Nikita, today is your lucky day. I just had a moment and was curious how to make my code snippet from https://www.eclipse.org/aspectj/doc/released/README-187.html, which obviously you found before, work in the context of Spring Boot. I just used my Maven Spring Boot playground project. Depending on which Java version you are using, you either need to make sure that tools.jar from JDK 8 is defined as a system-scoped dependency and also copied into the executable Spring uber JAR, or you need to make sure that the Java attach API is activated in Java 9+. Here is what I did for Java 8:
Maven:
<dependency>
<groupId>com.sun</groupId>
<artifactId>tools</artifactId>
<version>1.8</version>
<scope>system</scope>
<systemPath>${java.home}/../lib/tools.jar</systemPath>
</dependency>
<!-- (...) -->
<plugin>
<groupId>org.springframework.boot</groupId>
<artifactId>spring-boot-maven-plugin</artifactId>
<configuration>
<mainClass>spring.aop.DemoApplication</mainClass>
<!-- Important for tools.jar on Java 8 -->
<includeSystemScope>true</includeSystemScope>
</configuration>
</plugin>
The <includeSystemScope>
option is necessary because otherwise Boot does not know how to find the attach API classes. Just do something equivalent in Gradle and you should be fine.
Java:
You need to know that in order to attach an agent, it must be a file on the file system, not just any resource or input stream. This is how the attach API works. So unfortunately, you have to copy it from the uber JAR to the file system first. Here is how you do it:
public static boolean dynamicallyLoadAspectJAgent() {
String nameOfRunningVM = ManagementFactory.getRuntimeMXBean().getName();
int p = nameOfRunningVM.indexOf('@');
String pid = nameOfRunningVM.substring(0, p);
try {
VirtualMachine vm = VirtualMachine.attach(pid);
ClassLoader classLoader = AgentLoader.class.getClassLoader();
try (InputStream nestedJar = Objects.requireNonNull(classLoader.getResourceAsStream("BOOT-INF/lib/aspectjweaver-1.9.4.jar"))) {
File targetFile = new File("aspectjweaver.jar");
java.nio.file.Files.copy(nestedJar, targetFile.toPath(), StandardCopyOption.REPLACE_EXISTING);
vm.loadAgent(targetFile.getAbsolutePath());
}
try (InputStream nestedJar = Objects.requireNonNull(classLoader.getResourceAsStream("BOOT-INF/lib/spring-instrument-5.1.9.RELEASE.jar"))) {
File targetFile = new File("spring-instrument.jar");
java.nio.file.Files.copy(nestedJar, targetFile.toPath(), StandardCopyOption.REPLACE_EXISTING);
vm.loadAgent(targetFile.getAbsolutePath());
}
vm.detach();
}
catch (Exception e) {
LOGGER.error("Exception while attaching agent", e);
return false;
}
return true;
}
Besides, in my case the files were unter BOOT-INF/lib
, not WEB-INF/lib
.
Update: You said you have this follow-up problem somewhere along the line (reformatted for readability):
failed to access class
org.aspectj.weaver.loadtime.Aj$WeaverContainer
from class
org.aspectj.weaver.loadtime.Aj
(
org.aspectj.weaver.loadtime.Aj$WeaverContainer is in
unnamed module of
loader 'app';
org.aspectj.weaver.loadtime.Aj is in
unnamed module of
loader org.springframework.boot.loader.LaunchedURLClassLoader @3e9b1010
)
at org.aspectj.weaver.loadtime.Aj.preProcess(Aj.java:108)
This means that Aj
is unable to find its own inner class Aj.WeaverContainer
. This indicates that they are loaded at different points in time and in different classloaders.
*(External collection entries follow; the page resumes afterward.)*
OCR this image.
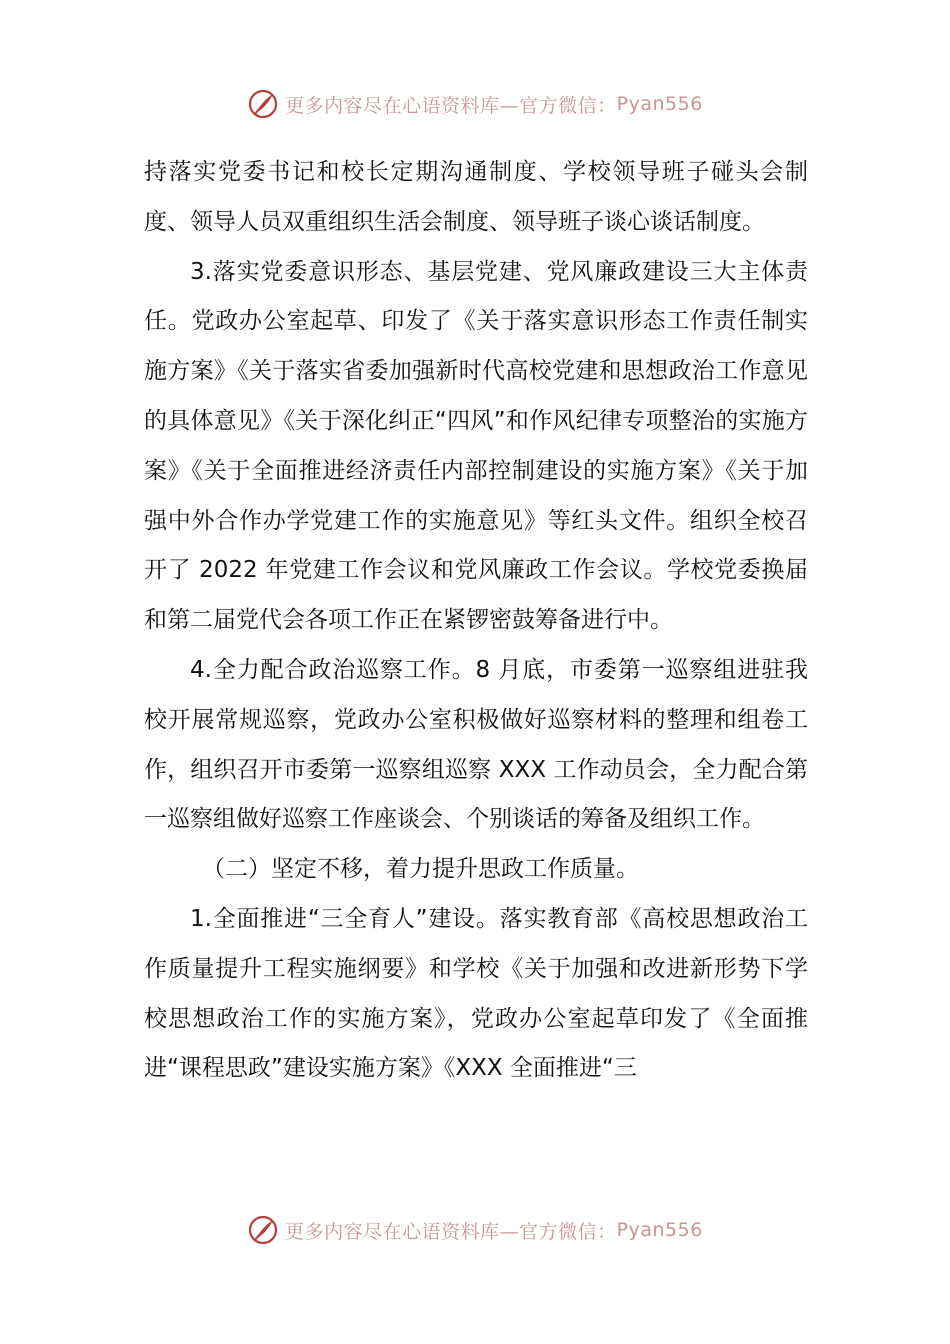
更多内容尽在心语资料库—官方微信： Pyan556

持落实党委书记和校长定期沟通制度、学校领导班子碰头会制度、领导人员双重组织生活会制度、领导班子谈心谈话制度。

3.落实党委意识形态、基层党建、党风廉政建设三大主体责任。党政办公室起草、印发了《关于落实意识形态工作责任制实施方案》《关于落实省委加强新时代高校党建和思想政治工作意见的具体意见》《关于深化纠正“四风”和作风纪律专项整治的实施方案》《关于全面推进经济责任内部控制建设的实施方案》《关于加强中外合作办学党建工作的实施意见》等红头文件。组织全校召开了 2022 年党建工作会议和党风廉政工作会议。学校党委换届和第二届党代会各项工作正在紧锣密鼓筹备进行中。

4.全力配合政治巡察工作。8 月底，市委第一巡察组进驻我校开展常规巡察，党政办公室积极做好巡察材料的整理和组卷工作，组织召开市委第一巡察组巡察 XXX 工作动员会，全力配合第一巡察组做好巡察工作座谈会、个别谈话的筹备及组织工作。

（二）坚定不移，着力提升思政工作质量。

1.全面推进“三全育人”建设。落实教育部《高校思想政治工作质量提升工程实施纲要》和学校《关于加强和改进新形势下学校思想政治工作的实施方案》，党政办公室起草印发了《全面推进“课程思政”建设实施方案》《XXX 全面推进“三

更多内容尽在心语资料库—官方微信： Pyan556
When remote-debugging into my sample Boot application starting from an executable JAR, I see that the application classloader is actually the LaunchedURLClassLoader
's parent, i.e. the class loaded in the parent is trying to access another class only available to its child classloader, which is impossible in Java. It only works the other way around.
Maybe it helps not to import and reference AspectJ weaver classes from inside the agent loader. Try commenting out the loadJavaAgent()
and isAspectJAgentLoaded()
methods and also remove import org.aspectj.weaver.loadtime.Agent;
. Then in your application just directly call AgentLoader.dynamicallyLoadAspectJAgent()
and see if this helps. I have some more aces up my sleeves with regard to agent loading, but let's keep it as simple as possible first.